(a) Prove that $\operatorname{gcd}(a, b) | \operatorname{gcd}\left(3 a+b, a^{3}\right)$
Since say $d = gcd(a,b)$ then $d|a$ and $d|b$ this will imply $d|(3a+b)$ and $d|a^3$ and therfore $d$ is divisor of those two.But how to show it is greatest common divisor.

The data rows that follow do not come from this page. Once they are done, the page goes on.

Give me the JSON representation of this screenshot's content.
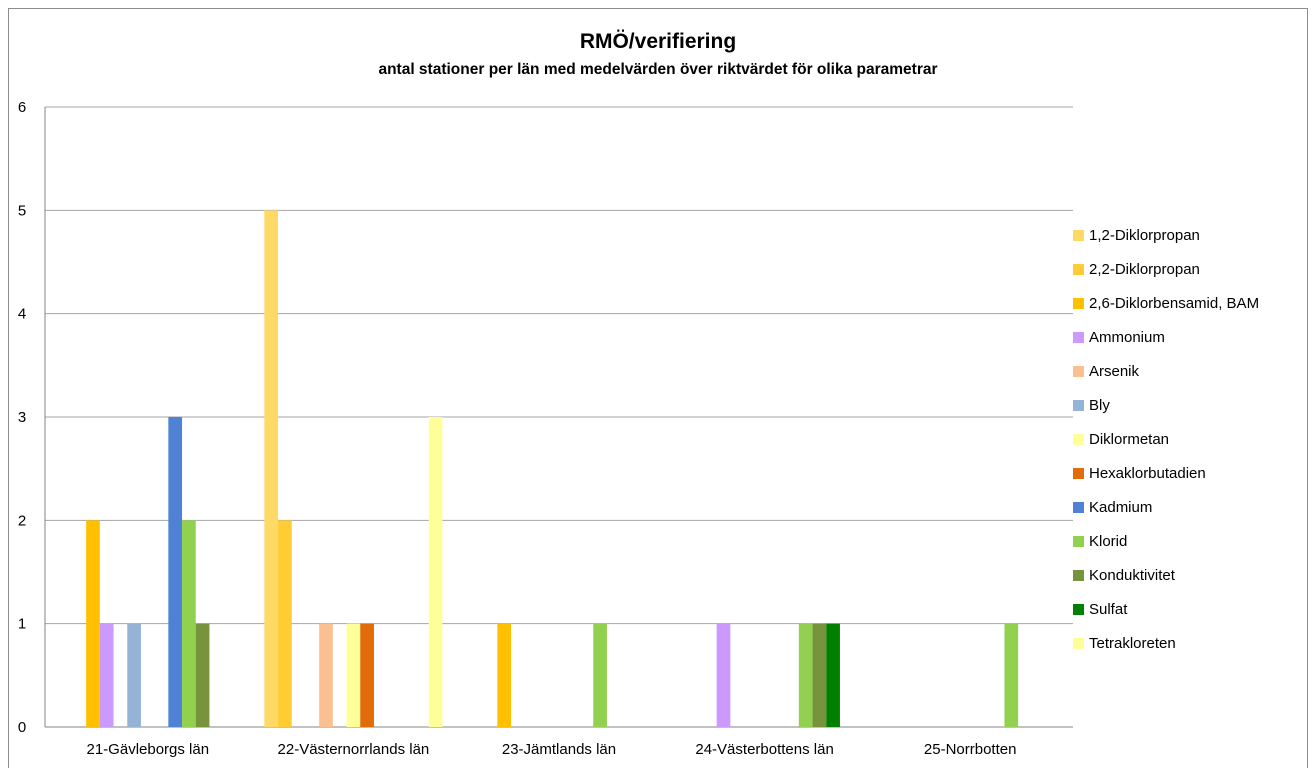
{
  "chart_data": {
    "type": "bar",
    "title": "RMÖ/verifiering",
    "subtitle": "antal stationer per län med medelvärden över riktvärdet för olika parametrar",
    "xlabel": "",
    "ylabel": "",
    "ylim": [
      0,
      6
    ],
    "yticks": [
      "0",
      "1",
      "2",
      "3",
      "4",
      "5",
      "6"
    ],
    "grid": true,
    "legend_position": "right",
    "categories": [
      "21-Gävleborgs län",
      "22-Västernorrlands län",
      "23-Jämtlands län",
      "24-Västerbottens län",
      "25-Norrbotten"
    ],
    "series": [
      {
        "name": "1,2-Diklorpropan",
        "color": "#FFD966",
        "values": [
          0,
          5,
          0,
          0,
          0
        ]
      },
      {
        "name": "2,2-Diklorpropan",
        "color": "#FFCC33",
        "values": [
          0,
          2,
          0,
          0,
          0
        ]
      },
      {
        "name": "2,6-Diklorbensamid, BAM",
        "color": "#FFC000",
        "values": [
          2,
          0,
          1,
          0,
          0
        ]
      },
      {
        "name": "Ammonium",
        "color": "#CC99FF",
        "values": [
          1,
          0,
          0,
          1,
          0
        ]
      },
      {
        "name": "Arsenik",
        "color": "#FAC090",
        "values": [
          0,
          1,
          0,
          0,
          0
        ]
      },
      {
        "name": "Bly",
        "color": "#95B3D7",
        "values": [
          1,
          0,
          0,
          0,
          0
        ]
      },
      {
        "name": "Diklormetan",
        "color": "#FFFF99",
        "values": [
          0,
          1,
          0,
          0,
          0
        ]
      },
      {
        "name": "Hexaklorbutadien",
        "color": "#E36C0A",
        "values": [
          0,
          1,
          0,
          0,
          0
        ]
      },
      {
        "name": "Kadmium",
        "color": "#4F81D4",
        "values": [
          3,
          0,
          0,
          0,
          0
        ]
      },
      {
        "name": "Klorid",
        "color": "#92D050",
        "values": [
          2,
          0,
          1,
          1,
          1
        ]
      },
      {
        "name": "Konduktivitet",
        "color": "#77933C",
        "values": [
          1,
          0,
          0,
          1,
          0
        ]
      },
      {
        "name": "Sulfat",
        "color": "#008000",
        "values": [
          0,
          0,
          0,
          1,
          0
        ]
      },
      {
        "name": "Tetrakloreten",
        "color": "#FFFF99",
        "values": [
          0,
          3,
          0,
          0,
          0
        ]
      }
    ]
  }
}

One of the basic properties of $e = \gcd(f,g)$ is that if $d \mid f$ and $d \mid g$, then $d$ is a common divisor, so it must also divide the greatest common divisor, i.e., $d \mid e$. As shown in the answer of if $p\mid a$ and $p\mid b$ then $p\mid \gcd(a,b)$, its definition #$1$ uses this explicitly, with a second definition being provable using Bezout's lemma (basically, if $d = \gcd(a,b)$, then $ax + by = d$ for some integers $x,y$, so if $e \mid a$ and $e \mid b$, then $e \mid ax + by = d$). You can also use the Fundamental theorem of arithmetic to show this using prime factorizations, but I won't go into details about that here.
With this concept, you've basically proven what you're asking to show, i.e., with $d = \gcd(a,b)$, then $d \mid 3a + b$ and $d \mid a^3$, so $\gcd(a,b) \mid \gcd(3a + b, a^3)$.